**One-line summary:** When gateway queue exceeds some threshold,
randomly pick a connection to notify, with probability roughly
proportional to how much bandwidth it's been using and optionally
proportional to the size of the packet being notified. Notification can
consist of marking a packet (if the transport protocol will cooperate
and use the mark as a hint) or dropping it otherwise.

- Motivations/goals:
- Only gateways have "unified" view of congestion over time
- Want to avoid bias against bursty traffic (DECbit has this problem since a burst on a single connection is more likely to cause the congestion bit to be set)
- Want to avoid "global synchronization" (if you drop packets from every connection, as in DropTail, then everyone backs off at once; would prefer to target "aggressive" users)
- Above 2 items can be achieved by separating congestion detection from choice of which connection to notify.
- Want to be able to control congestion even in case of non-cooperating transport protocol (by dropping)

- RED basic algorithm: On each packet arrival,
- If queue size is below low watermark MinTh, do nothing.
- If between MinTh and MaxTh, notify on this packet with probability Pa (see below);
- If above MaxTh, notify with probability 1.
- Let Pb vary from 0 to Pmax as the average queue size varies from MinTh to MaxTh, i.e. Pb=Pmax(avg-MinTh)/(MaxTh-MinTh).
- Pa is then Pb/(1-count x Pb), where count measures how many packets ago the last mark occurred.
- To measure queue size in bytes, let Pb=Pb x (PacketSize/MaxPacketSize). This makes large packets more likely to be marked than small ones.

- Various simulations indicate that:
- RED is good at keeping average queue size steady, even with heavy congestion;
- RED achieves higher throughput with shorter queues than DropTail;
- Under extreme congestion, RED still achieves about 0.6 link utilization in each direction for the bottleneck link, suggesting that the "global synchronization" is being avoided.

- Calculating exponential weighted moving average queue length:
- avg = (1-w)avg + wQ, where Q is current instantaneous measurement. How to pick w? If too large, averaging procedure will be susceptible to "transient" congestion (fast changes in queue length); if too small, RED will respond too slowly to real congestion.
- Upper bound: Form the geometric series that represents successive computations of avg over L packet arrivals; this gives avg in terms of L and w.

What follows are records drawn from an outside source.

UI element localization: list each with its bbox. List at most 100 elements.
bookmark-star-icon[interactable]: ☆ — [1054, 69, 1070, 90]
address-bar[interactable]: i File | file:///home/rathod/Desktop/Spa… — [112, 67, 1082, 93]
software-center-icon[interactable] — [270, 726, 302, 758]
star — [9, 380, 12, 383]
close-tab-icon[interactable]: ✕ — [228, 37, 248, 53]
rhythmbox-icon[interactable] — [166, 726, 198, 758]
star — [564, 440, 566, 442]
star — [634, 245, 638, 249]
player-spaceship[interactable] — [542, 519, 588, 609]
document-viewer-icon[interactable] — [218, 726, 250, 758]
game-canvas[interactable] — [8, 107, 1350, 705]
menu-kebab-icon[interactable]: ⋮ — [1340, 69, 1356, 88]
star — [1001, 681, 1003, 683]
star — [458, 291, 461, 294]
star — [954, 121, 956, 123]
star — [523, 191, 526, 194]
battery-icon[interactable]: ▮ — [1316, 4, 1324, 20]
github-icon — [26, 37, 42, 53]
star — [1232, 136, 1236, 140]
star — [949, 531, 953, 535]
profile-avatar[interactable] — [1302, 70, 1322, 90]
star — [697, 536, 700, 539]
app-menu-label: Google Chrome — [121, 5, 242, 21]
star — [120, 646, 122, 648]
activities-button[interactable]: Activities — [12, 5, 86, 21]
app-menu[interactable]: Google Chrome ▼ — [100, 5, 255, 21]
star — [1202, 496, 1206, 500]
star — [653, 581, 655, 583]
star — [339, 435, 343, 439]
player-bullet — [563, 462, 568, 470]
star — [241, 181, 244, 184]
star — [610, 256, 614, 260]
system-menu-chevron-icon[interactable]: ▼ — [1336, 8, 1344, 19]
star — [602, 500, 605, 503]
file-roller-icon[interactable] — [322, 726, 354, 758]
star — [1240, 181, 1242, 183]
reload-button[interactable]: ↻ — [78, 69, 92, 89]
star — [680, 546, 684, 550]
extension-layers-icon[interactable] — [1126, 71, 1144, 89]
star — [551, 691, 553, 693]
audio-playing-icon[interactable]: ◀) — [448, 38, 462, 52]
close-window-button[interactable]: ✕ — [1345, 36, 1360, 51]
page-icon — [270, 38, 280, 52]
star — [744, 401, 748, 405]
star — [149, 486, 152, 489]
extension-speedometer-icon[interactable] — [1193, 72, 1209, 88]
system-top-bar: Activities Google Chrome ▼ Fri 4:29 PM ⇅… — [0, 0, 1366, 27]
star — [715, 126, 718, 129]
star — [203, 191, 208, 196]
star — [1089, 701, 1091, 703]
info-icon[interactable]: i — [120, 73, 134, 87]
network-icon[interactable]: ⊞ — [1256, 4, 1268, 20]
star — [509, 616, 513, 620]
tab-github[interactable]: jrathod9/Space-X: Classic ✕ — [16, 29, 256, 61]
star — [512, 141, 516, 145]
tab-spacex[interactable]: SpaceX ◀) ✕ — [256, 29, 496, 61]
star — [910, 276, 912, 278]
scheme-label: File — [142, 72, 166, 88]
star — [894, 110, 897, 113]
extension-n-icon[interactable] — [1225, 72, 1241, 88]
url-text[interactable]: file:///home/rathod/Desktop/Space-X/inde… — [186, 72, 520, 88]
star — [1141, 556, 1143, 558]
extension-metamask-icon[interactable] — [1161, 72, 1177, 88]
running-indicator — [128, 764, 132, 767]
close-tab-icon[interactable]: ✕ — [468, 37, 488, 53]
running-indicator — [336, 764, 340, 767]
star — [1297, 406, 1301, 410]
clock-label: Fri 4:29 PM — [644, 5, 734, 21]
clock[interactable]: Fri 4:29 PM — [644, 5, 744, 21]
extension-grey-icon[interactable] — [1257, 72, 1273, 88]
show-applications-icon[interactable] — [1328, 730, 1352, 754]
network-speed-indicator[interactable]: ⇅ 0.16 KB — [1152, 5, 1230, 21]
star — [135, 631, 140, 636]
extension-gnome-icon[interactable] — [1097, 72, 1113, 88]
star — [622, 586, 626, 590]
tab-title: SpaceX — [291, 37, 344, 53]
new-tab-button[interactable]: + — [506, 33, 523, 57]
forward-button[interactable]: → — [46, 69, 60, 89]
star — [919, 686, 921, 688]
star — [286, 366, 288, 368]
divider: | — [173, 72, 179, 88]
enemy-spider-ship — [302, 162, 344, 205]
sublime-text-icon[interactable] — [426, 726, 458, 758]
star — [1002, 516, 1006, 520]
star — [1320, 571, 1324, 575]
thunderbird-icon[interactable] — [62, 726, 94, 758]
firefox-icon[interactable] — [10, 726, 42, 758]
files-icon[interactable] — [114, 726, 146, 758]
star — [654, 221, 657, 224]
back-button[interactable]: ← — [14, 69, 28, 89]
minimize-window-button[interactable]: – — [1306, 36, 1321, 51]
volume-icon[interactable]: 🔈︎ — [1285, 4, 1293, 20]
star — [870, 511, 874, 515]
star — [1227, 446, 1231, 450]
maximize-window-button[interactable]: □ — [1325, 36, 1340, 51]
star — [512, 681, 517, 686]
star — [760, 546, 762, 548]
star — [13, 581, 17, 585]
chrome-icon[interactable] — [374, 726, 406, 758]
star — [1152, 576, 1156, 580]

Then simply set avg<MinTh to get upper bound on w.
- Lower bound: assume queue remains at 1 packet always. Then it takes -1/ln(1-w) arrivals until avg reaches 1-1/e=0.63. Determine how many arrivals we'd like this to take, this gives lower bound on w. Authors use w=0.002 for most simulations.

- Calculating packet-marking probability: Let each packet be
marked with probability Pb, and let X be the "intermarking" time.
- Method 1: X is a geometric random variable; Prob[X=n] =
(1-Pb)
^{n-1}Pb, E[x]=1/Pb. - Method 2: X is a uniform random variable in {1,2,...,1/Pb}. Prob[X=n]=Pb, E[X]=1/2 + 1/2Pb.
- Method 1 results in higher "clustering" of marked packets. Authors used method 2.

- Method 1: X is a geometric random variable; Prob[X=n] =
(1-Pb)
- Fairness: "not well defined" as a goal, but RED does not discriminate either against particular connections or classes of connections.
- Rules of thumb for getting effective performance:
- Pick w intelligently.
- Set MinTh high enough to maximize network power (power=throughput/delay ratio).
- Make MaxTh-MinTh large enough to avoid "global synchronization" effect.

- Identifying aggressive/misbehaving users: We know packets are marked with probability roughly proportional to their share of the bandwidth, so if some connection has a large fraction of recently-marked packets, it is likely to be misbehaving.

- Verbose: could have been half as long.